Presiden Prabowo Subianto telah mengesahkan Peraturan Pemerintah tentang Tata Kelola Penyelenggaraan Sistem Elektronik dalam Perlindungan Anak (PP Tunas) pada 28 Maret 2025.
Peraturan ini bertujuan untuk melindungi anak-anak Indonesia dari risiko dan ancaman di ruang digital, memastikan mereka dapat tumbuh dalam lingkungan yang aman dan sehat.
Langkah Presiden Prabowo Subianto mengesahkan beleid ini patut diapresiasi. Di tengah lonjakan penetrasi internet dan semakin mudahnya akses anak terhadap ruang digital, negara memang dituntut hadir, bukan hanya sebagai regulator, tapi juga sebagai pelindung.
Namun, sebagaimana banyak regulasi digital di Indonesia sebelumnya, PP Tunas juga menyimpan sejumlah tantangan krusial dalam implementasinya.
Semangatnya sangat jelas: melindungi anak dari konten yang merugikan, mencegah adiksi, melarang profiling untuk kepentingan komersial, serta mewajibkan edukasi digital oleh penyelenggara sistem elektronik (PSE).
Tapi pertanyaan mendasarnya adalah, apakah ekosistem digital kita sudah siap mengeksekusi semua itu secara utuh dan konsisten?
Salah satu tantangan terbesar terletak pada aspek verifikasi usia pengguna. Tanpa sistem identitas digital atau mekanisme age verification yang kuat dan terstandarisasi, batas usia hanyalah ilusi. Anak-anak tetap bisa membuat akun media sosial dengan mudah, dan platform pun kerap lepas tangan dengan hanya menambahkan disclaimer “pengguna harus berusia minimal 13 tahun.”
Di sisi lain, parental consent atau persetujuan orang tua juga belum memiliki sistem verifikasi legal yang mapan.
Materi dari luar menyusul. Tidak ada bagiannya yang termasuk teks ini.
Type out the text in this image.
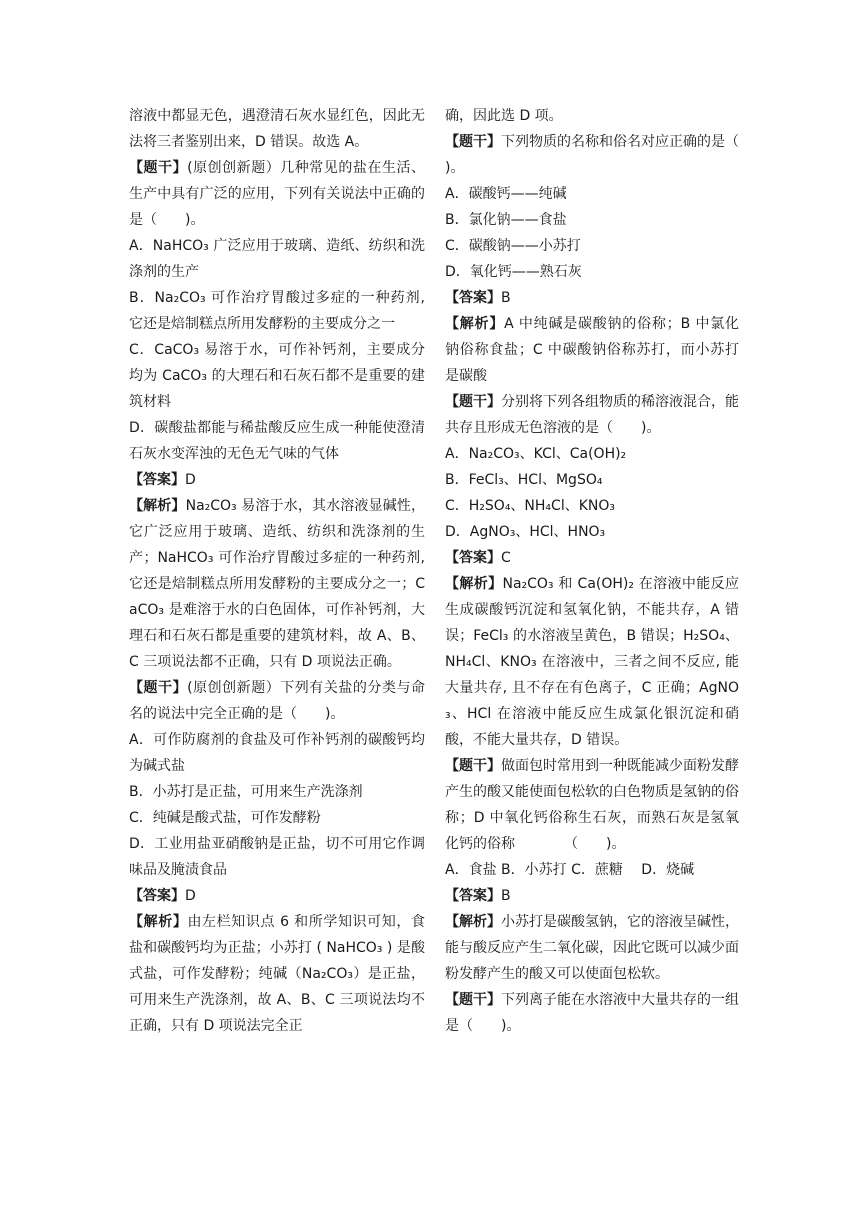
溶液中都显无色，遇澄清石灰水显红色，因此无法将三者鉴别出来，D 错误。故选 A。

【题干】(原创创新题）几种常见的盐在生活、生产中具有广泛的应用，下列有关说法中正确的是（　　)。

A．NaHCO₃ 广泛应用于玻璃、造纸、纺织和洗涤剂的生产

B．Na₂CO₃ 可作治疗胃酸过多症的一种药剂, 它还是焙制糕点所用发酵粉的主要成分之一

C．CaCO₃ 易溶于水，可作补钙剂，主要成分均为 CaCO₃ 的大理石和石灰石都不是重要的建筑材料

D．碳酸盐都能与稀盐酸反应生成一种能使澄清石灰水变浑浊的无色无气味的气体

【答案】D

【解析】Na₂CO₃ 易溶于水，其水溶液显碱性，它广泛应用于玻璃、造纸、纺织和洗涤剂的生产；NaHCO₃ 可作治疗胃酸过多症的一种药剂, 它还是焙制糕点所用发酵粉的主要成分之一；CaCO₃ 是难溶于水的白色固体，可作补钙剂，大理石和石灰石都是重要的建筑材料，故 A、B、C 三项说法都不正确，只有 D 项说法正确。

【题干】(原创创新题）下列有关盐的分类与命名的说法中完全正确的是（　　)。

A．可作防腐剂的食盐及可作补钙剂的碳酸钙均为碱式盐

B．小苏打是正盐，可用来生产洗涤剂

C．纯碱是酸式盐，可作发酵粉

D．工业用盐亚硝酸钠是正盐，切不可用它作调味品及腌渍食品

【答案】D

【解析】由左栏知识点 6 和所学知识可知，食盐和碳酸钙均为正盐；小苏打 ( NaHCO₃ ) 是酸式盐，可作发酵粉；纯碱（Na₂CO₃）是正盐，可用来生产洗涤剂，故 A、B、C 三项说法均不正确，只有 D 项说法完全正

确，因此选 D 项。

【题干】下列物质的名称和俗名对应正确的是（　　)。

A．碳酸钙——纯碱

B．氯化钠——食盐

C．碳酸钠——小苏打

D．氧化钙——熟石灰

【答案】B

【解析】A 中纯碱是碳酸钠的俗称；B 中氯化钠俗称食盐；C 中碳酸钠俗称苏打，而小苏打是碳酸

【题干】分别将下列各组物质的稀溶液混合，能共存且形成无色溶液的是（　　)。

A．Na₂CO₃、KCl、Ca(OH)₂

B．FeCl₃、HCl、MgSO₄

C．H₂SO₄、NH₄Cl、KNO₃

D．AgNO₃、HCl、HNO₃

【答案】C

【解析】Na₂CO₃ 和 Ca(OH)₂ 在溶液中能反应生成碳酸钙沉淀和氢氧化钠，不能共存，A 错误；FeCl₃ 的水溶液呈黄色，B 错误；H₂SO₄、NH₄Cl、KNO₃ 在溶液中，三者之间不反应, 能大量共存, 且不存在有色离子，C 正确；AgNO₃、HCl 在溶液中能反应生成氯化银沉淀和硝酸，不能大量共存，D 错误。

【题干】做面包时常用到一种既能减少面粉发酵产生的酸又能使面包松软的白色物质是氢钠的俗称；D 中氧化钙俗称生石灰，而熟石灰是氢氧化钙的俗称　　　　（　　)。

A．食盐 B．小苏打 C．蔗糖　 D．烧碱

【答案】B

【解析】小苏打是碳酸氢钠，它的溶液呈碱性，能与酸反应产生二氧化碳，因此它既可以减少面粉发酵产生的酸又可以使面包松软。

【题干】下列离子能在水溶液中大量共存的一组是（　　)。
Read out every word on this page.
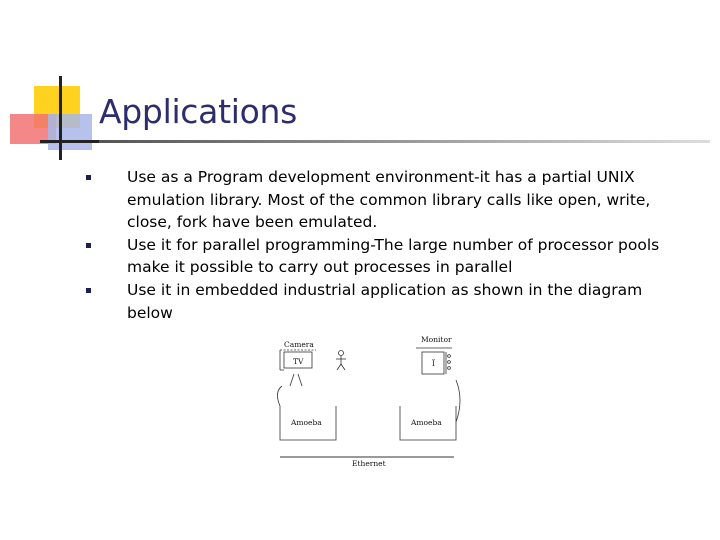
Applications
Use as a Program development environment-it has a partial UNIX emulation library. Most of the common library calls like open, write, close, fork have been emulated.
Use it for parallel programming-The large number of processor pools make it possible to carry out processes in parallel
Use it in embedded industrial application as shown in the diagram below
Camera
TV
Monitor
Ï
Amoeba	Amoeba
Ethernet
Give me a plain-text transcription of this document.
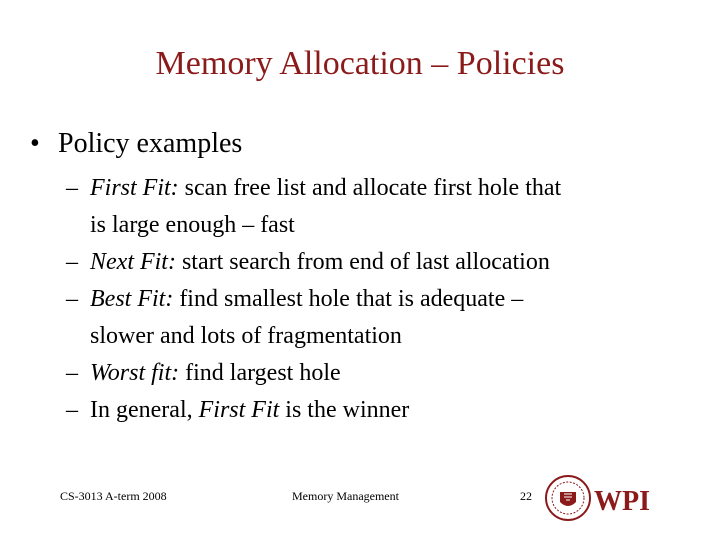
Memory Allocation – Policies
• Policy examples
– First Fit: scan free list and allocate first hole that
is large enough – fast
– Next Fit: start search from end of last allocation
– Best Fit: find smallest hole that is adequate –
slower and lots of fragmentation
– Worst fit: find largest hole
– In general, First Fit is the winner
CS-3013 A-term 2008	Memory Management	22 WPI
Kemudian soal edukasi digital. Kita tahu bahwa tingkat literasi digital masyarakat Indonesia masih sangat bervariasi. Di satu sisi, PP Tunas mewajibkan platform memberikan edukasi kepada anak dan orang tua. Tapi apa jaminannya bahwa konten edukasi itu akan diakses, dipahami, dan berdampak nyata? Edukasi digital tidak bisa mengandalkan user click, tapi membutuhkan pendekatan partisipatif yang melibatkan sekolah, komunitas, dan keluarga.
Menarik untuk melihat bagaimana Australia menjalankan pendekatan serupa namun dengan lebih terstruktur. Negara itu membentuk eSafety Commissioner, lembaga independen dengan mandat jelas untuk mengawasi, menegakkan, dan mengedukasi publik terkait keamanan digital anak. Lembaga ini bukan hanya regulator pasif, tetapi juga aktif mengintervensi—misalnya memerintahkan penghapusan konten berbahaya atau memediasi aduan publik.
Indonesia melalui PP Tunas juga berencana membentuk lembaga semacam ini, namun masa transisinya dua tahun, dengan semua fungsi dijalankan sementara oleh Kementerian Komunikasi dan Digital. Pertanyaannya: apakah satu kementerian sanggup menjadi regulator, pengawas, sekaligus pendidik digital dalam waktu bersamaan, dengan sumber daya yang terbatas?
Bagi pelaku industri digital, PP Tunas adalah sinyal penting: era internet tanpa tanggung jawab sosial mulai berakhir. Platform harus bertransformasi dari sekadar penyedia layanan menjadi mitra dalam perlindungan anak. Tapi negara juga tak bisa hanya mengandalkan regulasi. Dibutuhkan dukungan infrastruktur digital yang memadai, kemitraan dengan sektor swasta, serta pelibatan masyarakat sipil dalam proses pengawasan.
Agar PP Tunas tidak menjadi dokumen normatif belaka, beberapa langkah strategis bisa ditempuh yakni percepat pembangunan kerangka digital ID dan verifikasi usia yang andal. Libatkan ekosistem pendidikan dan komunitas digital dalam menyusun modul edukasi anak dan orang tua. Prioritaskan pembentukan lembaga pengawas independen dengan fungsi lintas sektor dan otoritas memadai. Terakhir, dorong partisipasi publik dalam proses penyusunan kebijakan turunannya agar lebih adaptif dan kontekstual.
Menjaga tunas bangsa di dunia maya tak cukup dengan larangan dan sanksi. Anak-anak butuh pendampingan, platform butuh insentif untuk berubah, dan negara perlu menghadirkan regulasi yang tidak hanya preskriptif, tapi juga transformatif.